The Value of Drawing for Young Children.

The Value of Drawing.

Children enjoy drawing and in the process they gain emotional satisfaction. It offers a way to form and strengthen connections of the brain and hand. In the magic of capturing the unique mark the child makes, his ideas can be expressed.
It ultimately gives him a way to work out problems and once it is expressed he feels better able to cope with it. He sees the possibility that communication can be achieved through pictures and this fires his imagination.

Why the quick way is not always the best way.

The child asks, ”Mum, I want to draw!”.
Mum replies, “I have printed out some images and you can colour them in.”
Easy – but this does not satisfy the urge of the child to draw.
Drawing is something quite different to being occupied with colouring a printed image.

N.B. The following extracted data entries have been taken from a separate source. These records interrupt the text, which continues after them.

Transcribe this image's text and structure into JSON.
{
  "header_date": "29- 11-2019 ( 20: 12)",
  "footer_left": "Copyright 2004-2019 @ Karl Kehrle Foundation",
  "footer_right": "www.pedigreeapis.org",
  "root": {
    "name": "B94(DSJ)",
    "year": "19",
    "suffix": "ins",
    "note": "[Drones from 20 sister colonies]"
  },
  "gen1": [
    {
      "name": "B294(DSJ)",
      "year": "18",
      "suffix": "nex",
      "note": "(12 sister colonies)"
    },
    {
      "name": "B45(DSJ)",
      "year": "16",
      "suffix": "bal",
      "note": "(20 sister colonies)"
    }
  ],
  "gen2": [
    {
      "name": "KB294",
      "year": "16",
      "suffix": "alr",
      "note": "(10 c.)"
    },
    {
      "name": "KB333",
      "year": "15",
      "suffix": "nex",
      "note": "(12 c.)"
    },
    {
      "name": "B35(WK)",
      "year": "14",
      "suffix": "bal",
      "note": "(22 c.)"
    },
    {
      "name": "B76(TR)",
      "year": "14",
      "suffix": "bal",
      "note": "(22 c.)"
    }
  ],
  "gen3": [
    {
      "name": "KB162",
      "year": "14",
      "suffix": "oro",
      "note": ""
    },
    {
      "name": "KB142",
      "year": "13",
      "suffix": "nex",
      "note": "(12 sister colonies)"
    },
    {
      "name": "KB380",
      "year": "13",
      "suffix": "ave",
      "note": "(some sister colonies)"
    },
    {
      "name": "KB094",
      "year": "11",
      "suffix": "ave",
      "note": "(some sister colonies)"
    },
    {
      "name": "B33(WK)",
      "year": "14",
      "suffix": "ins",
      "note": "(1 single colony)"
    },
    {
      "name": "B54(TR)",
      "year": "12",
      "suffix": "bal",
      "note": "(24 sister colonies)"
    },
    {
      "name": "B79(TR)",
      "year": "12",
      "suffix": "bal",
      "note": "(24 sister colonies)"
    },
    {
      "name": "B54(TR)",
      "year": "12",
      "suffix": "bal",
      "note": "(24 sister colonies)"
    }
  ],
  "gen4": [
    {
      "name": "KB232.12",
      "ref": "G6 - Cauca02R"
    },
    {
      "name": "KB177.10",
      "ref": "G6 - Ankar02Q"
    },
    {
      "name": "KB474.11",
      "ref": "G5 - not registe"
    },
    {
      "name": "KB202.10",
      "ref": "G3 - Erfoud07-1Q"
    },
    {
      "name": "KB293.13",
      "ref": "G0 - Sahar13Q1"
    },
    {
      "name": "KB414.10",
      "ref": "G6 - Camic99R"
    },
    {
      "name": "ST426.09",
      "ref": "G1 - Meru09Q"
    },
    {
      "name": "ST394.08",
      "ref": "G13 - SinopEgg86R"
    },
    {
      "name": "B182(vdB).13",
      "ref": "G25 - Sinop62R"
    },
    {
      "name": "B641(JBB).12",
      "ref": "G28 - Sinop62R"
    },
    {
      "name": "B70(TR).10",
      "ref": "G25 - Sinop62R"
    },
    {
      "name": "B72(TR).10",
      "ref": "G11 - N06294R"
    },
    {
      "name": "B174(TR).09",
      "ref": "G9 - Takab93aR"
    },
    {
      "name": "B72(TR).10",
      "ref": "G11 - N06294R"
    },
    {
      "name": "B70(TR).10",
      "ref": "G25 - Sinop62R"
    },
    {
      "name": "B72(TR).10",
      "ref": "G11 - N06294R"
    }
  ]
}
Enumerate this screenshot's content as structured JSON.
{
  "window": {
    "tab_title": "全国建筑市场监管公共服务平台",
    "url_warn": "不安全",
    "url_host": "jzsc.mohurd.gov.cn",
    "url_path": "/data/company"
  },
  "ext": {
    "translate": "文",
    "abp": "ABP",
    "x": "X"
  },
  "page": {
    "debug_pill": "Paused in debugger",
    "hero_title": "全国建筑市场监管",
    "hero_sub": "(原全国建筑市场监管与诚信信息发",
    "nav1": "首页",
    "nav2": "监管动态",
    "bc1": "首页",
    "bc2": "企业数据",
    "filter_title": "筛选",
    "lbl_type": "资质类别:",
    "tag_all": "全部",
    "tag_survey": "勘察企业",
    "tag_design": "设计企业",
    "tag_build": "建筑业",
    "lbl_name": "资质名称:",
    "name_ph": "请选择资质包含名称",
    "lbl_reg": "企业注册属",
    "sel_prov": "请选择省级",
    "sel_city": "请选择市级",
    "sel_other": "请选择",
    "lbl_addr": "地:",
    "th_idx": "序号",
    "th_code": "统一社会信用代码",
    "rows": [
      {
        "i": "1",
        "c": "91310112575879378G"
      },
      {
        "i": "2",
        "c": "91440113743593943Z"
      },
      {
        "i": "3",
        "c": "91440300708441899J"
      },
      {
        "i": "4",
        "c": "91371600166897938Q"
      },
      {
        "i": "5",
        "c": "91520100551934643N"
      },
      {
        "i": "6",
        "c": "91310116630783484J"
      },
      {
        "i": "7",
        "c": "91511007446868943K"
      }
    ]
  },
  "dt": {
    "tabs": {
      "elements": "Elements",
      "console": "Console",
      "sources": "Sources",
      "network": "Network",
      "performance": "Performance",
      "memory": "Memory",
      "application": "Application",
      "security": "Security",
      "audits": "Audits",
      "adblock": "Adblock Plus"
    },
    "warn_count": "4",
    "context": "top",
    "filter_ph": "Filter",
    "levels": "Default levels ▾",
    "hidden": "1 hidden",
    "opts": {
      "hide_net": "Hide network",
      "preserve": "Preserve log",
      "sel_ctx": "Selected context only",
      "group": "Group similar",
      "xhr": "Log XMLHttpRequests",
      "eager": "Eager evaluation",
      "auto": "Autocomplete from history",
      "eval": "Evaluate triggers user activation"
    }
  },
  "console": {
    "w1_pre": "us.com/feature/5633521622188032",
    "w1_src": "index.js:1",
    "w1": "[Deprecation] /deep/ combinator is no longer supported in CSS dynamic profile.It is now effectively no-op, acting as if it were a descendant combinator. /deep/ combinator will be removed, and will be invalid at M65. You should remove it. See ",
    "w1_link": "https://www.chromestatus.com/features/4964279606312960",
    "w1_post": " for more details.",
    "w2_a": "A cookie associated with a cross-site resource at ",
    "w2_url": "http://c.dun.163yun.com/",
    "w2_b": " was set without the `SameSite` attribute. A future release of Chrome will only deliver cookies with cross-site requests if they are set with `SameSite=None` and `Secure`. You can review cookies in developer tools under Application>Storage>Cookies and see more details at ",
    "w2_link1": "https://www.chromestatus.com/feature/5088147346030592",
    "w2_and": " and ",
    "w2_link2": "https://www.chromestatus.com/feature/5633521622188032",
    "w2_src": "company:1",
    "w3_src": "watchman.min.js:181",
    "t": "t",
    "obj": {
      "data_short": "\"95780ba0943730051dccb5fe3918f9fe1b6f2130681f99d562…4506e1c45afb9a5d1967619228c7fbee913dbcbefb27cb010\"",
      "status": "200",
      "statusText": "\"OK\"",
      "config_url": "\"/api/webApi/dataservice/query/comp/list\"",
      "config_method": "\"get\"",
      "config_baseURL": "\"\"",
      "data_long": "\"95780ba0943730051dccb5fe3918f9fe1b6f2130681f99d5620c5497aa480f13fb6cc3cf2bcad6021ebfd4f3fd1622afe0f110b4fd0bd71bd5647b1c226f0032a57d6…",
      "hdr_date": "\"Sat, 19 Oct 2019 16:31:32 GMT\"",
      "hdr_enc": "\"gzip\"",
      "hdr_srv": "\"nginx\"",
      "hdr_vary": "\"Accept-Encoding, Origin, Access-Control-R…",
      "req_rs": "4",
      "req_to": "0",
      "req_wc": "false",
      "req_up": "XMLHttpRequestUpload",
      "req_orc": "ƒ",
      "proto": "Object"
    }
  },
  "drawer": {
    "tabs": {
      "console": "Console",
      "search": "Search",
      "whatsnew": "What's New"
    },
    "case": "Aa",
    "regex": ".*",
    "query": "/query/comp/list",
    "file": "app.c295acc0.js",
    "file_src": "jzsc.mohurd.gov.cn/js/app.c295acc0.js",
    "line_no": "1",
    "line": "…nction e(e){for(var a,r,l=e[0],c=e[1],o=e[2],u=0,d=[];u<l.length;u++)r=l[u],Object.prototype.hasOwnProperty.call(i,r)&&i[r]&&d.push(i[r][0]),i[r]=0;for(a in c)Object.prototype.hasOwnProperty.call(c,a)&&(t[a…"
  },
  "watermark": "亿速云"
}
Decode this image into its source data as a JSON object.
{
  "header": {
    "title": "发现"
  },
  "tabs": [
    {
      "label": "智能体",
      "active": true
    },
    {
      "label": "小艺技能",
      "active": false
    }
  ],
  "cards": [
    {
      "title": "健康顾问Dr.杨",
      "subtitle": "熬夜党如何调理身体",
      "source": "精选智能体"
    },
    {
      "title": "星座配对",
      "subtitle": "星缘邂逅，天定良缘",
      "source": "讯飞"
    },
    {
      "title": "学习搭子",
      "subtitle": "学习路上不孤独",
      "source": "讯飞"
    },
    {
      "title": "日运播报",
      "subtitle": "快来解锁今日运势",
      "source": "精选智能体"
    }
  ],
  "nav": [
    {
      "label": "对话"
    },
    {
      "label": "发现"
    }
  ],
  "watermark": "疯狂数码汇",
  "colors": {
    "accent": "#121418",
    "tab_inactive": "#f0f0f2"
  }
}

How to introduce drawing to a one-year-old.


  •  A soft pencil – 2B
  • A4 white paper
  • Tape – masking tape


  1. Tape the paper to a child-size table, or on the floor where you are sitting with the child. Or sit him on your lap and tape the paper in front of you.
  2. With the pencil, make a line as the child is watching you.
  3. Put the pencil in his hand.

As the toddler realises that the mark he is making is his, he is hooked.
Certainly the pencil grip is not very good at this age but it is developing. The easiest way for a child to draw is to use his finger. The next writing implement should be chalk, but this can happen as well as using the pencil.

Set up to do some drawing every few days. There will be little noticeable change in the scribbles he produces for a while, but you will notice that he likes making marks and gets a sense of growing mastery over the drawing tools.
Scribbling is good!

Between 18 months and 4 yrs.


  • A large black crayon
  • Large white paper approx 24inx 18in or 60cm x 40cm.
  • An easel – or fasten paper to the wall.

The toddler should draw standing at an upright surface. This is to exercise the muscles of the arm and back.

Draw alongside your child but not for him. He may insist that you are better at it, but explain that his drawing is unique and precious.
Close observation will show that the child begins to attach meaning to parts of his drawing.
He may be saying, “This is a road, this is daddy, this is a duck etc.”
Scribbling with lots of talking and storytelling is good.

“The naming of the scribbles and the later attaching of stories is of the highest significance for the further development of the child. It’s an indication that the child’s thinking has completely changed.”
– Victor Lowenfeld, Professor of art education and author of “The Nature Of Creative Activity”.

The reason for drawing in black and white without the distraction of colour, is that it results in a satisfying line.
At this age there is also a burning interest in colour which is best satisfied with paint. So alongside the drawing the child can be painting.
I have a another blog “How To Introduce Painting To Toddlers” that you can read HERE.

Four Years and older.


  • Soft pencils or artist’s charcoal that is not too thin.
  • Although it is always good to continue working at an easel, the 4yo should sit at a table with feet on floor. The table should be waist high when he sits. The sitting posture encourages the concentration. It is necessary for the development of the control of the fine muscles of hand and fingers.
  • Paper A4

It is best to lay the paper on a piece of thick card for cushioning.

You may find that the young child asks for help in “what to draw”. There are many opportunities to suggest a suitable subject.
After a trip or a morning of gardening the whole experience can be expressed in a drawing. When he can talk he can tell you about what the plan is for the drawing and all about it.
If you make it a family habit to use a sketch book and try to sketch a scene or an animal, then the child gets the idea that this is a possibility.

Children have ideas and are often bursting to tell you. You can suggest that they draw their idea or draw a plan of it.
For example, he bursts in saying, “I want to make a cubby!”
Mum responds, “Right at this moment I can’t help you make a cubby, but you can draw a plan for your idea.”
Or, he says, “I want to make a great big cake with chocolate stars and strawberry sugar.”
Mum says, ‘Let’s make a plan of your idea and draw the cake you have in mind.”
Doing simple still life studies of household objects is a good exercise in seeing and noticing shapes. Once started his ideas will flow.

The small child does not need a drawing lesson, only the means to draw. Through this experience his skills will blossom and different possibilities will emerge.

Things To Avoid:

  • Printing out images for the child to copy or colour.
    This sends a message that everything has already been drawn and done by an expert. He sees the stylised drawings and accepts that style. He doesn’t question that he can express the subject in any other way.
    His own creativity is stifled not helped.
  • Doing the drawing for them, or showing them quick ways to copy, like tracing.

Things that help the child to express feelings are:

  • Uninterrupted time to work.
  • Help with materials.
  • Support by being receptive and interested.